Per cio’ che concerne la misura dell’indennizzo, va rilevato che – considerata di mille euro la misura ordinaria dell’indennizzo – su di esso incidono riduttivamente vari criteri, quale, nel caso specifico, l’esito sfavorevole del giudizio (Cass. 5 maggio 2 006, n. 10383) in un contesto che, se non rendeva temeraria la domanda, la rendeva fortemente aleatoria, cosi’ da potersi ritenere congruo un indennizzo complessivo, per ciascun attore, di Euro tremilaseicento/00, con gl’interessi legali dalla domanda.

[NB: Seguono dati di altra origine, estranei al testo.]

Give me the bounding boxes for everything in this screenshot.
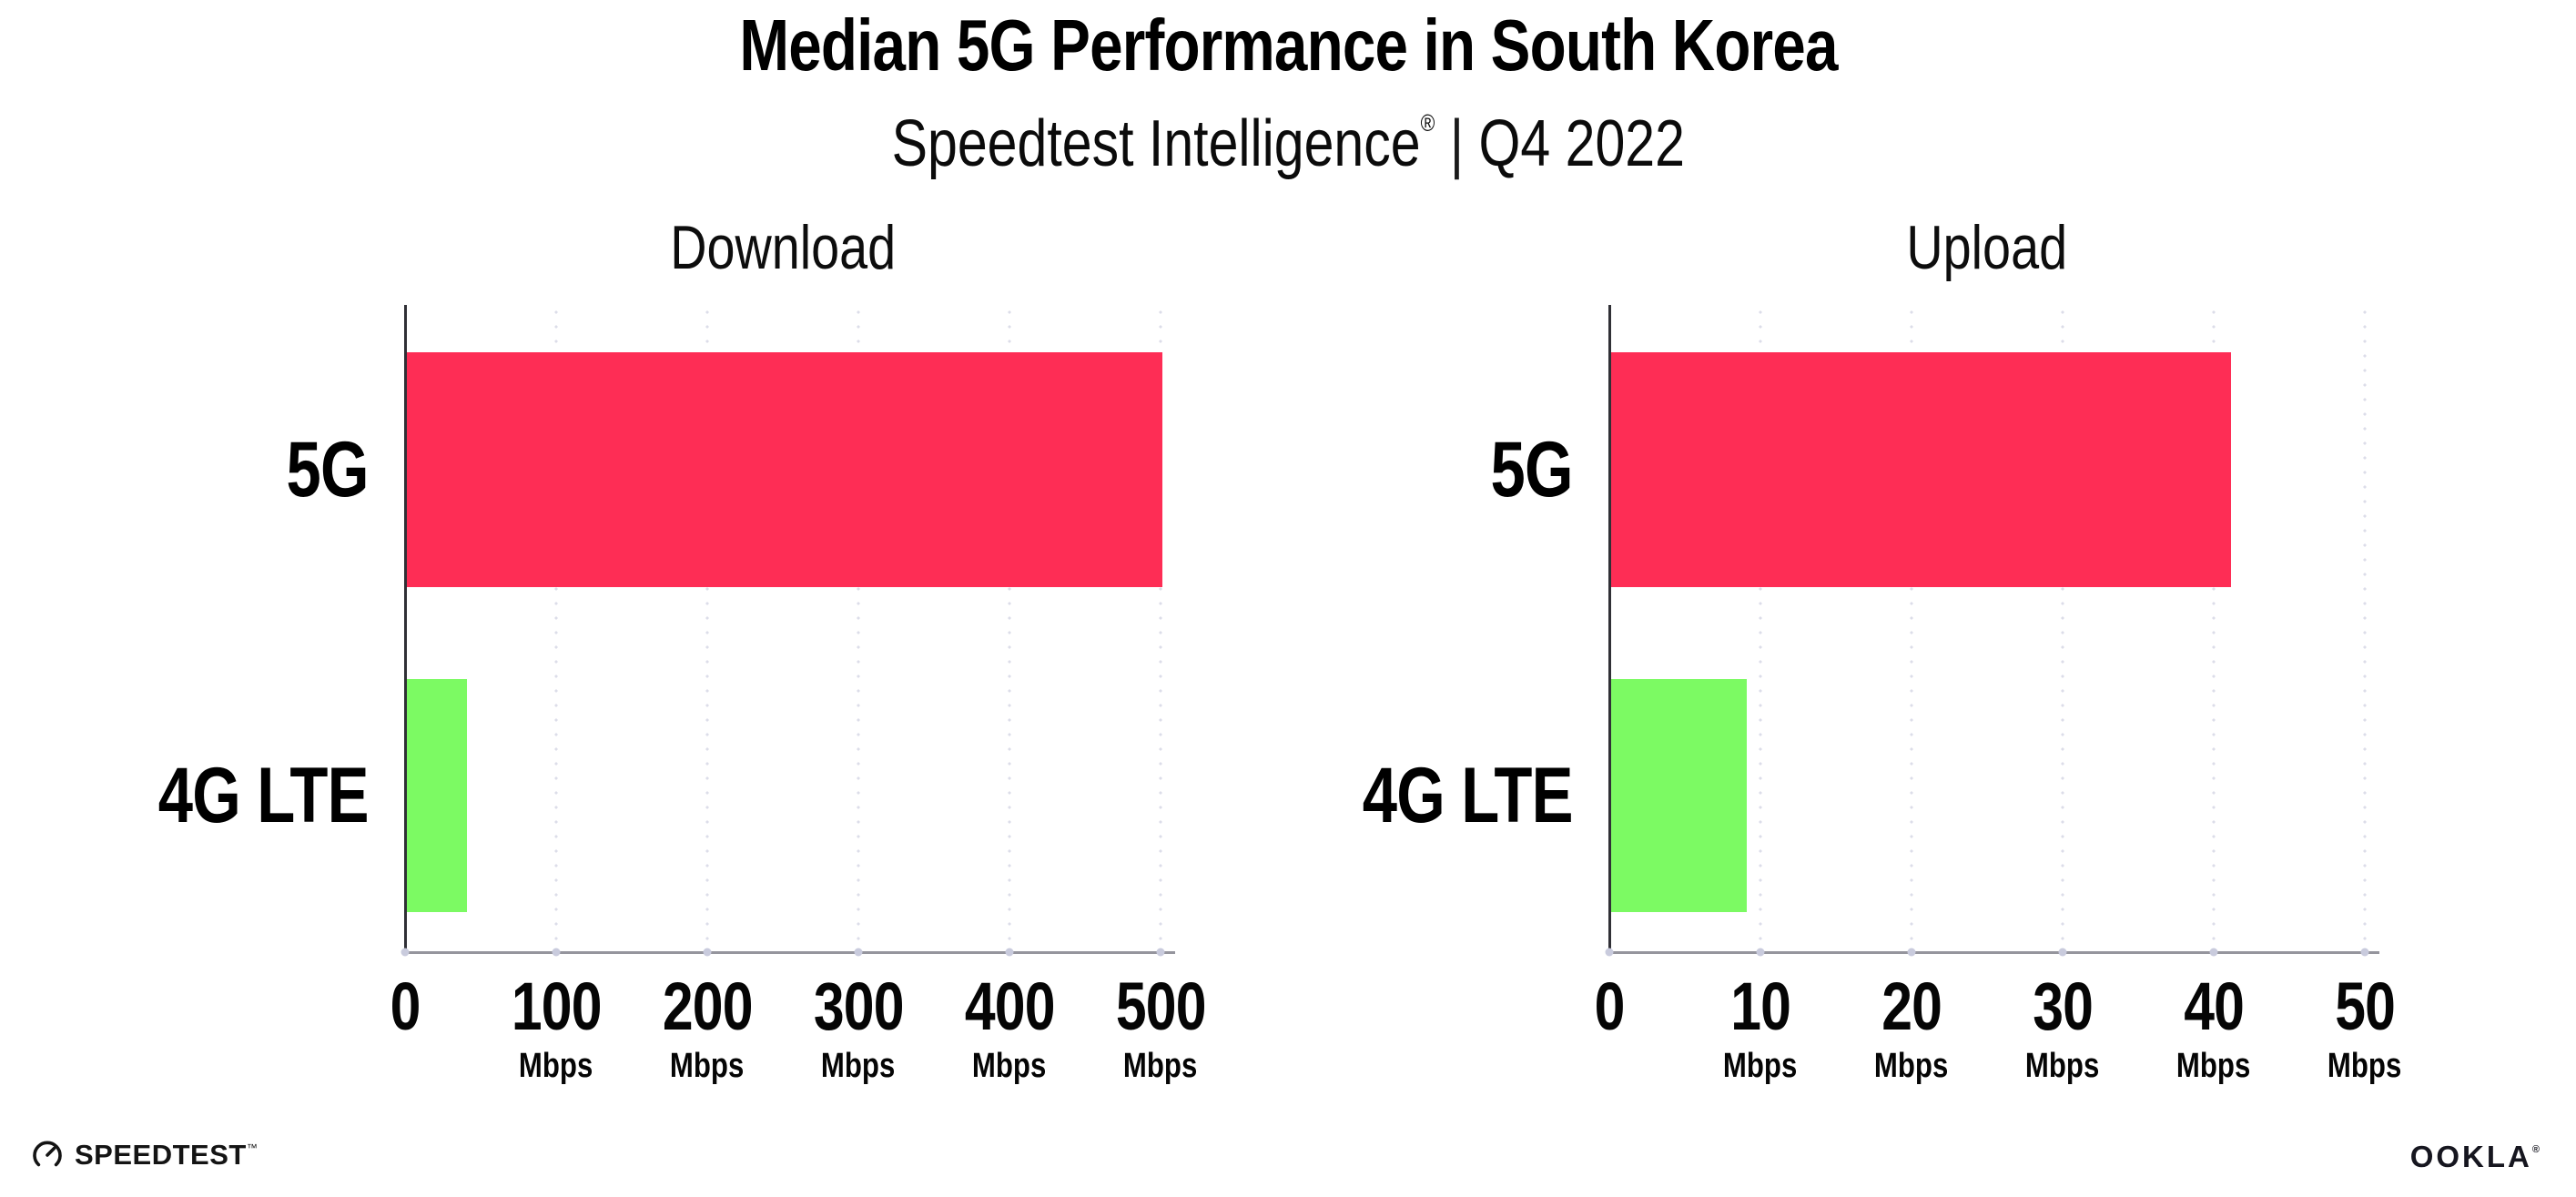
tick-value: 0 — [1594, 969, 1626, 1044]
y-axis-line — [1608, 305, 1611, 954]
x-tick-label: 40 Mbps — [2077, 969, 2350, 1085]
tick-unit: Mbps — [2176, 1047, 2251, 1085]
vertical-gridline — [1910, 305, 1913, 951]
ookla-logo: OOKLA® — [2410, 1140, 2540, 1174]
category-label: 5G — [1490, 425, 1574, 513]
category-label: 5G — [286, 425, 370, 513]
tick-unit: Mbps — [972, 1047, 1047, 1085]
upload-chart-panel: Upload 5G 4G LTE 0 10 Mbps 20 Mbps 30 Mbps 40 Mbps 5… — [1363, 214, 2402, 1106]
x-axis-line — [403, 951, 1175, 954]
panel-title: Download — [669, 213, 896, 282]
x-tick-label: 400 Mbps — [873, 969, 1146, 1085]
axis-tick-dot — [2058, 948, 2067, 957]
axis-tick-dot — [1605, 948, 1614, 957]
ookla-registered-mark: ® — [2531, 1144, 2540, 1155]
axis-tick-dot — [1156, 948, 1165, 957]
tick-unit: Mbps — [821, 1047, 896, 1085]
page-subtitle: Speedtest Intelligence® | Q4 2022 — [0, 86, 2576, 181]
axis-tick-dot — [2209, 948, 2218, 957]
speedtest-gauge-icon — [33, 1141, 62, 1167]
tick-value: 40 — [2184, 969, 2245, 1044]
x-axis-line — [1607, 951, 2379, 954]
x-tick-label: 0 — [269, 973, 542, 1040]
tick-value: 0 — [390, 969, 421, 1044]
axis-tick-dot — [401, 948, 410, 957]
axis-tick-dot — [1907, 948, 1916, 957]
vertical-gridline — [1159, 305, 1162, 951]
tick-unit: Mbps — [1874, 1047, 1949, 1085]
subtitle-separator: | — [1449, 107, 1464, 180]
speedtest-wordmark: SPEEDTEST™ — [75, 1139, 259, 1171]
tick-value: 30 — [2033, 969, 2094, 1044]
axis-tick-dot — [854, 948, 863, 957]
vertical-gridline — [2061, 305, 2064, 951]
x-tick-label: 500 Mbps — [1024, 969, 1297, 1085]
category-label: 4G LTE — [1363, 751, 1574, 839]
y-axis-line — [404, 305, 407, 954]
tick-unit: Mbps — [1723, 1047, 1798, 1085]
vertical-gridline — [857, 305, 860, 951]
tick-value: 200 — [662, 969, 754, 1044]
tick-value: 50 — [2335, 969, 2396, 1044]
trademark-mark: ™ — [246, 1141, 259, 1154]
x-tick-label: 10 Mbps — [1624, 969, 1897, 1085]
bar-5g — [1611, 352, 2231, 587]
speedtest-logo: SPEEDTEST™ — [30, 1137, 258, 1173]
bar-5g — [407, 352, 1162, 587]
tick-unit: Mbps — [670, 1047, 745, 1085]
bar-4g-lte — [1611, 679, 1747, 912]
tick-value: 10 — [1730, 969, 1791, 1044]
tick-value: 100 — [511, 969, 603, 1044]
tick-value: 20 — [1881, 969, 1942, 1044]
x-tick-label: 20 Mbps — [1775, 969, 2048, 1085]
ookla-wordmark: OOKLA — [2409, 1140, 2532, 1173]
vertical-gridline — [705, 305, 709, 951]
subtitle-period: Q4 2022 — [1478, 107, 1685, 180]
tick-unit: Mbps — [2328, 1047, 2402, 1085]
x-tick-label: 50 Mbps — [2228, 969, 2501, 1085]
tick-unit: Mbps — [519, 1047, 593, 1085]
x-tick-label: 30 Mbps — [1926, 969, 2199, 1085]
vertical-gridline — [1759, 305, 1762, 951]
axis-tick-dot — [552, 948, 561, 957]
tick-unit: Mbps — [1123, 1047, 1198, 1085]
tick-value: 300 — [813, 969, 905, 1044]
x-tick-label: 0 — [1473, 973, 1746, 1040]
download-chart-panel: Download 5G 4G LTE 0 100 Mbps 200 Mbps 300 Mbps 40… — [158, 214, 1206, 1106]
axis-tick-dot — [703, 948, 712, 957]
vertical-gridline — [2363, 305, 2367, 951]
page-title: Median 5G Performance in South Korea — [738, 5, 1838, 86]
x-tick-label: 200 Mbps — [571, 969, 844, 1085]
tick-unit: Mbps — [2025, 1047, 2100, 1085]
vertical-gridline — [2212, 305, 2216, 951]
vertical-gridline — [554, 305, 558, 951]
tick-value: 500 — [1115, 969, 1207, 1044]
x-tick-label: 300 Mbps — [722, 969, 995, 1085]
registered-mark: ® — [1420, 109, 1435, 137]
category-label: 4G LTE — [158, 751, 370, 839]
axis-tick-dot — [1756, 948, 1765, 957]
panel-title: Upload — [1906, 213, 2068, 282]
axis-tick-dot — [1005, 948, 1014, 957]
x-tick-label: 100 Mbps — [420, 969, 693, 1085]
subtitle-source: Speedtest Intelligence — [891, 107, 1421, 180]
bar-4g-lte — [407, 679, 467, 912]
vertical-gridline — [1008, 305, 1011, 951]
axis-tick-dot — [2360, 948, 2369, 957]
tick-value: 400 — [964, 969, 1056, 1044]
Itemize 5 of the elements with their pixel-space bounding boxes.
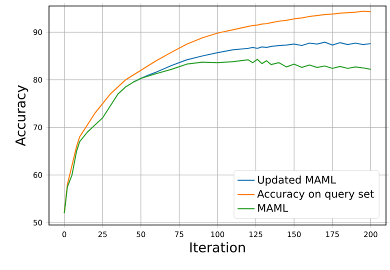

Conclusivamente, accolto il ricorso e cassato il decreto impugnato, la Presidenza del Consiglio dei Ministri va condannata al pagamento, a ciascuno degli attori, di euro tremilaseicento, con gl’interessi legali dalla domanda giudiziale, nonche’ al pagamento delle spese dell’intero giudizio, che si liquidano in misura complessiva come in dispositivo, con distrazione, come richiesto, di quelle relative al giudizio dinanzi alla Corte di appello.

P.Q.M.
LA CORTE DI CASSAZIONE Riunisce i ricorsi nn. 4172 e 4177. Li dichiara inammissibili nei confronti del Ministero dell’Economia e delle Finanze. Li accoglie nei confronti della Presidenza del Consiglio dei Ministri. Cassa il decreto impugnato e decidendo nel merito condanna la Presidenza del Consiglio dei Ministri al pagamento, in favore, rispettivamente, di B.M.I. e D.S.L. di Euro tremilaseicento/00, con gl’interessi legali dalla domanda giudiziale, nonche’, nei confronti dell’avv. Gabriele De Paola, di Euro ottocento/00 per onorari ed Euro trecentottantacinque/00 per diritti relativi al giudizio dinanzi alla Corte di appello, oltre ad Euro 50,00 per spese vive ed oltre alle spese generali e accessori, nonche’ nei confronti di B.M.I. e D.S.L., della somma complessiva di Euro novecento/00 per il giudizio di cassazione, di cui Euro 100,00 per spese vive, oltre alle spese generali e accessori come per legge. Manda alla cancelleria di compiere le comunicazioni di cui alla L. n. 89 del 2001, art. 5.
Così deciso in Roma, nella Camera di consiglio della Sezione Prima Civile, il 30 settembre 2009.